As America’s national pastime, baseball has always brought communities together — an idea discussed by an esteemed panel Thursday on Penn’s campus.

A large group of students, faculty and baseball enthusiasts filled Houston Hall’s Bodek Lounge to discuss the importance of baseball parks in revitalizing communities. The panel included Phillies President and CEO David Montgomery, a 1968 College graduate and 1970 Wharton MBA recipient.

The event, “Ballparks as Urban Anchors,” was sponsored by the Penn Institute for Urban Research, PennDesign’s Department of City and Regional Planning, Wharton Sports Business Initiative and the Provost’s Office Year of Games.

“Ballparks do play an important role in the revitalization of the physical surroundings of the community but also in developing the spirit of people,” said Eugenie Birch, event moderator and co-director of the Penn Institute for Urban Research.

Robert DuPuy, former president and COO of Major League Baseball, called the event “a terrific opportunity” to explore baseball as “a social institution,” specifically how stadiums help build communities.

Edward Cohen, principal owner of the Washington Nationals, began the discussion by demonstrating the change that has occurred with the opening of Nationals Park in 2008.

“It was an area of dance clubs and tattoo parlors … where you would get your car inspected,” he said. “[The ballpark] has totally cleaned up the entire area.”

Montgomery explained how Citizens Bank Park, the Phillies’ home since 2004, came to fruition based on the success of newer ballparks like Camden Yards in Baltimore.

“When we saw that the ballpark can change a community, we were open to moving,” Montgomery said. One of the ideas was to move to what is now Penn Park, but after this was turned down, the comfort level of the actual ballpark itself became the priority.

Irwin Raij, a partner at Foley & Lardner, looked at the issue from an economic angle.
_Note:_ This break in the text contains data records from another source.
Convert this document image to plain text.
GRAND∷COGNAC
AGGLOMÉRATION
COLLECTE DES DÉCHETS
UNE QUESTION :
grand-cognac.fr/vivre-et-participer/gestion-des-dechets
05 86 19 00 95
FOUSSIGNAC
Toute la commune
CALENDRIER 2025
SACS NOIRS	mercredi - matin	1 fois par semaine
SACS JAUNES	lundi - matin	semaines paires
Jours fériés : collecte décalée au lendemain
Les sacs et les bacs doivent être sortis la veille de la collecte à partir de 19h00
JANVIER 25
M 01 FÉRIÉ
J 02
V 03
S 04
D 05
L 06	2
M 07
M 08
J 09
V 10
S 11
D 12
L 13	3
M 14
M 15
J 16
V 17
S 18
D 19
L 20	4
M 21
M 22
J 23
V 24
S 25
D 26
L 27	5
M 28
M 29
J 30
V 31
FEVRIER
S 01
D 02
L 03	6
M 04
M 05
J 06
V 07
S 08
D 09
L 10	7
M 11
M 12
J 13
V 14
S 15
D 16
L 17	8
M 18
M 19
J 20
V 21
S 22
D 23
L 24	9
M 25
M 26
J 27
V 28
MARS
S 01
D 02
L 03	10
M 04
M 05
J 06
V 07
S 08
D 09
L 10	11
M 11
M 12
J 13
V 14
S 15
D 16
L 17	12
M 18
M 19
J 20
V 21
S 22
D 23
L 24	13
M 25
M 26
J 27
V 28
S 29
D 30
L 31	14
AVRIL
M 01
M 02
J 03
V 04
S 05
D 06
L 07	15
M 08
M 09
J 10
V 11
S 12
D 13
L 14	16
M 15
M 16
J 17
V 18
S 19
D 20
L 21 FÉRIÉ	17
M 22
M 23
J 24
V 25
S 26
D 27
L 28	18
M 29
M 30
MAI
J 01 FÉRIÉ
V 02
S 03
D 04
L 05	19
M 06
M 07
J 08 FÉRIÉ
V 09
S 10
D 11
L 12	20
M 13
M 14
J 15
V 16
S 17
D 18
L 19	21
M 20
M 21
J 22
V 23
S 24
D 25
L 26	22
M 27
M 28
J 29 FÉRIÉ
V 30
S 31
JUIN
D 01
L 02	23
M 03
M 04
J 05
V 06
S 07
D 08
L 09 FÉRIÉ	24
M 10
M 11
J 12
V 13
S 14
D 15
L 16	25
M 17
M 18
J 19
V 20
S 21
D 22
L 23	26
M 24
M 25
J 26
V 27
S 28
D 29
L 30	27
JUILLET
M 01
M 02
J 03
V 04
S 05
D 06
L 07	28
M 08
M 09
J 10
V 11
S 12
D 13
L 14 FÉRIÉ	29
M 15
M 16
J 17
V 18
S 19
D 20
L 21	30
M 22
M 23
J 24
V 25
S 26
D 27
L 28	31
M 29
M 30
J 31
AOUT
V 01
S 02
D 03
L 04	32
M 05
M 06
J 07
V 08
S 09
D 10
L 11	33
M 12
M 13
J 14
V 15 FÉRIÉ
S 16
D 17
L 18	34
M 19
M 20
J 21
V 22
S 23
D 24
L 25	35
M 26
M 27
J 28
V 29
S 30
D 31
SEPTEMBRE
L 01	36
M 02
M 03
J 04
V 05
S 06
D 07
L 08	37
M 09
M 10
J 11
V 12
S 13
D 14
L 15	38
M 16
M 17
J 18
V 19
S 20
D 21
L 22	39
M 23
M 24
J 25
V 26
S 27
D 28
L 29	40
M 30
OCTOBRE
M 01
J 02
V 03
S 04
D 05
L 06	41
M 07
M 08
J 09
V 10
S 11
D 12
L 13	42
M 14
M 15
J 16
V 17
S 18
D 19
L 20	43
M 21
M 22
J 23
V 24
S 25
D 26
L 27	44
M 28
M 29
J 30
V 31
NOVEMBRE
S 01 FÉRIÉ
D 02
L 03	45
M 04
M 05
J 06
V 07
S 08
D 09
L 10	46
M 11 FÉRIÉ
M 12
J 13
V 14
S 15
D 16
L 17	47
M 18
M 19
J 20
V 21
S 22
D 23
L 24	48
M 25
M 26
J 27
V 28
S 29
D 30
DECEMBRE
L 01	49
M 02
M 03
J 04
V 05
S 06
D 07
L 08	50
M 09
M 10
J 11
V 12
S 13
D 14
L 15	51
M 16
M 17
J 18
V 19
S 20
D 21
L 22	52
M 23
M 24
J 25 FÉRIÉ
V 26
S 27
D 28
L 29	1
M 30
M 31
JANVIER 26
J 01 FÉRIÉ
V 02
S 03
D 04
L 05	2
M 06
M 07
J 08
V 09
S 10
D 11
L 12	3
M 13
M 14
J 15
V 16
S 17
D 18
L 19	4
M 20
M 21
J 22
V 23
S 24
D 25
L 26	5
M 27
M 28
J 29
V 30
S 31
“I believe that public investment in ballparks is beneficial for communities,” he said. When he sees ballparks being built, using the Orange Bowl as an example, he sees thriving communities and believes that “the public sector should get engaged and involved.”

Montgomery added that methods such as property and alcohol taxes can benefit the city and also allow teams to be more economically independent of the public sector. There are always incentives in updating or building new ballparks.

“If we can elevate fan experience, fans will come back,” said Gregory Sherlock, principal at the design firm, Populous. “Experience is an emotional thing that is a connection to the game.”

“Fans live and die by their teams,” DuPuy said. “Fans take great pride in the facility as well. It’s part of the community.”

It is not just a ballpark that has the ability to bring the community together, but also baseball as an institution, especially the players.

“[The nucleus of the Phillies] has been there long enough that people in this community can identify with them,” Montgomery said.

“Players today are much more devoted to fans and the community,” DuPuy added. “I am very proud of what baseball has done.”

Ultimately, before the question-and-answer session, the focus of the discussion was brought back to the importance of the city.

“Philadelphia is our first name,” Montgomery said. “We’re going to ask our young players to get involved in their communities.”

The discussion ended with the panelists sharing their favorite memories from careers in the baseball industry. The majority discussed seeing the public experience the joy of the ballpark and baseball games.

In the end, “everyone remembers the joy of their first major league baseball game,” DuPuy said. “They don’t remember their first time in a convention center.”